School of Mechanical Engineering, Beijing Institute of Technology, Beijing 100081, China.
Sensors (Basel). 2022 Aug 28;22(17):6478. doi: 10.3390/s22176478.
In the field of electronics manufacturing, electronic component classification facilitates the management and recycling of the functional and valuable electronic components in electronic waste. Current electronic component classification methods are mainly based on deep learning, which requires a large number of samples to train the model. Owing to the wide variety of electronic components, collecting datasets is a time-consuming and laborious process. This study proposed a Siamese network-based classification method to solve the electronic component classification problem for a few samples. First, an improved visual geometry group 16 (VGG-16) model was proposed as the feature extraction part of the Siamese neural network to improve the recognition performance of the model under small samples. Then, a novel channel correlation loss function that allows the model to learn the correlation between different channels in the feature map was designed to further improve the generalization performance of the model. Finally, the nearest neighbor algorithm was used to complete the classification work. The experimental results show that the proposed method can achieve high classification accuracy under small sample conditions and is robust for electronic components with similar appearances. This improves the classification quality of electronic components and reduces the training sample collection cost.
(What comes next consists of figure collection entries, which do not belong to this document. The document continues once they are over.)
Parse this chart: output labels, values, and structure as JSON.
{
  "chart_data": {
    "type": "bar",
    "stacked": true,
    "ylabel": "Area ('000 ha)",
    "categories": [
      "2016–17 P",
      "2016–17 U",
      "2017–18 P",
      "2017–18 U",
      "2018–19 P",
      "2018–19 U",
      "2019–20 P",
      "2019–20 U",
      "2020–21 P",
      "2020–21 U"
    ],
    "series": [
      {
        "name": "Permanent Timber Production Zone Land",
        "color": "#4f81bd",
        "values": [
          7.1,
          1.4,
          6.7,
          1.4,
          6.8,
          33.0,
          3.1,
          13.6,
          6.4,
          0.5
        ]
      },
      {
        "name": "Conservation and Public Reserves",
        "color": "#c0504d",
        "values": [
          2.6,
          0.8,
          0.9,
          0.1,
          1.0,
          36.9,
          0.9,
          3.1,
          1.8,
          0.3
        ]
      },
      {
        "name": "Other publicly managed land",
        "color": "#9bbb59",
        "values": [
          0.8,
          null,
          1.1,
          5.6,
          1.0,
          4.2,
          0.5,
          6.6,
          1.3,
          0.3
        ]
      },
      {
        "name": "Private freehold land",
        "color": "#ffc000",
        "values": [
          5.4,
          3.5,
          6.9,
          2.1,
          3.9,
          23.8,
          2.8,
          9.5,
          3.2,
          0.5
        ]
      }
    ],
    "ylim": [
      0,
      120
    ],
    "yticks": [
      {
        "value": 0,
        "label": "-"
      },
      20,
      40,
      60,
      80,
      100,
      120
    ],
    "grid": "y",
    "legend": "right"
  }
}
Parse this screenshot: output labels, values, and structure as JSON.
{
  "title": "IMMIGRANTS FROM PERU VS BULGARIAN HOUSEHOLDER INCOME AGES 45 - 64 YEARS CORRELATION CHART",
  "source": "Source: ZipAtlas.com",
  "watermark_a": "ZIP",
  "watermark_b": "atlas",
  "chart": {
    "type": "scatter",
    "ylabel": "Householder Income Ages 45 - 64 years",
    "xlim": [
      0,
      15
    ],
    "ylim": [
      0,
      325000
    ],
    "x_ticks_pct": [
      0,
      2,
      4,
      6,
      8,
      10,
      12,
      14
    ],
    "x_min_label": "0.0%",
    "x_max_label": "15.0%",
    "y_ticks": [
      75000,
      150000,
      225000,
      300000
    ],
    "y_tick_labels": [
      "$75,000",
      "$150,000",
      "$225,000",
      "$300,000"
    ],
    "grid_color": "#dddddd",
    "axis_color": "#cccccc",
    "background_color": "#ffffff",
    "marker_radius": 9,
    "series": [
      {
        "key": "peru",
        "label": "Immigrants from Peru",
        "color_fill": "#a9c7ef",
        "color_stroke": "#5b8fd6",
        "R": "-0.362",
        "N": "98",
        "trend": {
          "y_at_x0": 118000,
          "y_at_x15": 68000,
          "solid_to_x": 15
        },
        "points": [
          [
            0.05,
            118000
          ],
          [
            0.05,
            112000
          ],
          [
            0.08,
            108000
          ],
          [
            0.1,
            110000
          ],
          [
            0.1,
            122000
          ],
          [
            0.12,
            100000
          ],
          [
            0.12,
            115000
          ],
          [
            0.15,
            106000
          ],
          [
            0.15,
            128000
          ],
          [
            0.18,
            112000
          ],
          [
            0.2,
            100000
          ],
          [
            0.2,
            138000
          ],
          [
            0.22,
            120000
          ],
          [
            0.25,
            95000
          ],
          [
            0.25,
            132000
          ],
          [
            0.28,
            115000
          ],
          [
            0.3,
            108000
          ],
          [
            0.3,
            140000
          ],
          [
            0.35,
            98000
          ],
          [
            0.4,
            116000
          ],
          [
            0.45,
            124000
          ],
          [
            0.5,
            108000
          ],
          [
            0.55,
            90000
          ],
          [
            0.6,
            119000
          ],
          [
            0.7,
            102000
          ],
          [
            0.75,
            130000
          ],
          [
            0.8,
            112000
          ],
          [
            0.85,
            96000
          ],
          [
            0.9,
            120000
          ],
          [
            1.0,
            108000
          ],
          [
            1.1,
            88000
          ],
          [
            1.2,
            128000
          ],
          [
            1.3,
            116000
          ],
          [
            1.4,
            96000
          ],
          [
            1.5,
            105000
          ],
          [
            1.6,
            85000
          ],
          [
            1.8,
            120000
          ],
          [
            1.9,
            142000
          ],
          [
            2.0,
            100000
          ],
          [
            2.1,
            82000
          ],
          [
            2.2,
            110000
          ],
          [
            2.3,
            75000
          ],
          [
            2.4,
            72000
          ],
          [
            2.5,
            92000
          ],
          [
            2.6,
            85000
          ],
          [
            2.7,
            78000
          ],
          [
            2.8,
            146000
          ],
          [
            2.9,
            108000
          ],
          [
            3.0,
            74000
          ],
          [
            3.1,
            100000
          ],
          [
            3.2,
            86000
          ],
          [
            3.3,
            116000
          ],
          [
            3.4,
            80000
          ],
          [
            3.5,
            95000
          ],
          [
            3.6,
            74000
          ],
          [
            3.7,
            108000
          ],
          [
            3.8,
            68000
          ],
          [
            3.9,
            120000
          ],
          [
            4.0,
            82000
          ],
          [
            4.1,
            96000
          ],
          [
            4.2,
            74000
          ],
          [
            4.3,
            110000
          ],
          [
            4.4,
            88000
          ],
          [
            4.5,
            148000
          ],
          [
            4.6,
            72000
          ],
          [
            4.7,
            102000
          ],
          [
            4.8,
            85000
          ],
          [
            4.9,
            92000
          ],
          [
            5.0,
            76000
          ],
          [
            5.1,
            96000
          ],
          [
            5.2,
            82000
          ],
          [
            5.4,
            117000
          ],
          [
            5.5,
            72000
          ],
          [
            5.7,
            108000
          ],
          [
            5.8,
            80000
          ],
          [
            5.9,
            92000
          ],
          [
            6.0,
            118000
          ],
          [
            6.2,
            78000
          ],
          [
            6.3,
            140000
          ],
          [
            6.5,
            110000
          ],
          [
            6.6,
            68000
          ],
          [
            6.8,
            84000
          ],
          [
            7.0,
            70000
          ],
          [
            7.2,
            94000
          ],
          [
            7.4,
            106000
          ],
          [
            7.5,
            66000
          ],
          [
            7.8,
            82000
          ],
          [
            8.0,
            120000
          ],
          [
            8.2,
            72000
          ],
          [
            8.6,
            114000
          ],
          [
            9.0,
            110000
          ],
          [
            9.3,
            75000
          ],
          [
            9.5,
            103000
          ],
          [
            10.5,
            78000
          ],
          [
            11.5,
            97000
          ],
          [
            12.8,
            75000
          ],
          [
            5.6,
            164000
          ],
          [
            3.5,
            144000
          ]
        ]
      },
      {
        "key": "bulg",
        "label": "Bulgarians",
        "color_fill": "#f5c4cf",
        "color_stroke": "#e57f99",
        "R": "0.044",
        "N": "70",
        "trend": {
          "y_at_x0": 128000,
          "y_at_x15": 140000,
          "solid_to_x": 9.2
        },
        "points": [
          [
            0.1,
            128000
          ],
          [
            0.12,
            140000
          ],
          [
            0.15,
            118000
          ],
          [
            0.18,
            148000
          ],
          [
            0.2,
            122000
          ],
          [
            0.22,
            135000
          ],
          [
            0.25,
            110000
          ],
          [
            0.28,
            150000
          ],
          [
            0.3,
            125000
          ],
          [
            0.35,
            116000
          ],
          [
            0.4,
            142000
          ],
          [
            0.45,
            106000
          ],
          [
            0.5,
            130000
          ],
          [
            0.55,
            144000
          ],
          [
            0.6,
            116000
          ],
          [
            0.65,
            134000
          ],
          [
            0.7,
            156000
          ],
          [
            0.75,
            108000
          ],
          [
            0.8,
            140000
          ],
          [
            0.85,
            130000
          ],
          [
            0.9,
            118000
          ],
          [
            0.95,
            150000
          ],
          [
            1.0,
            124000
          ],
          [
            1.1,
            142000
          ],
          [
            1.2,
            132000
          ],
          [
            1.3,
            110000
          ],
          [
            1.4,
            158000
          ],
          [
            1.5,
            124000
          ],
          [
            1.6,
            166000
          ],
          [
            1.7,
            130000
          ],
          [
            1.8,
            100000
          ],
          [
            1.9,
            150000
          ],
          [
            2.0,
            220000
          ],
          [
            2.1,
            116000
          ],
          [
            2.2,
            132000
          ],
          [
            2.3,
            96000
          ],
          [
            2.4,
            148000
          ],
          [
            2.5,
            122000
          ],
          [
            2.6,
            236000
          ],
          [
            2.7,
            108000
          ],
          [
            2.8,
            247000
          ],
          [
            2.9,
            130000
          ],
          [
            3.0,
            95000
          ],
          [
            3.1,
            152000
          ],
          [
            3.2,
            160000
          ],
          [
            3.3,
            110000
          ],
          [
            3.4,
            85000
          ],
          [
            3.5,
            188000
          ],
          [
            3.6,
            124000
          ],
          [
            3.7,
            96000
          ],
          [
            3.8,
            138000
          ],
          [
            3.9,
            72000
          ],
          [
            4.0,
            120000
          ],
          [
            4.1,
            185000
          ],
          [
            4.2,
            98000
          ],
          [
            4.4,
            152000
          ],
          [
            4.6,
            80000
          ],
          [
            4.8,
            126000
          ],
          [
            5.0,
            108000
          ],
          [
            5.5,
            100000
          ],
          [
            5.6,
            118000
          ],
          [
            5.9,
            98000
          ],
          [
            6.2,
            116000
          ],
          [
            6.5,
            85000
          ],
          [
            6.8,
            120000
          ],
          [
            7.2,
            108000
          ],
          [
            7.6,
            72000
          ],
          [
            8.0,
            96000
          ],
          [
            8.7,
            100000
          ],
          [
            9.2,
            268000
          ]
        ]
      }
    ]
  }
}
在电子制造领域,电子元件分类有助于管理和回收电子废物中具有功能和价值的电子元件。目前的电子元件分类方法主要基于深度学习,这需要大量的样本进行模型训练。由于电子元件种类繁多,收集数据集是一个耗时费力的过程。本研究提出了一种基于孪生网络的分类方法,用于解决小样本量的电子元件分类问题。首先,提出了一种改进的视觉几何组 16(VGG-16)模型作为孪生神经网络的特征提取部分,以提高模型在小样本下的识别性能。然后,设计了一种新的通道相关损失函数,使模型能够学习特征图中不同通道之间的相关性,进一步提高模型的泛化性能。最后,采用最近邻算法完成分类工作。实验结果表明,该方法在小样本条件下能够达到较高的分类精度,对外观相似的电子元件具有较强的鲁棒性。这提高了电子元件的分类质量,降低了训练样本采集成本。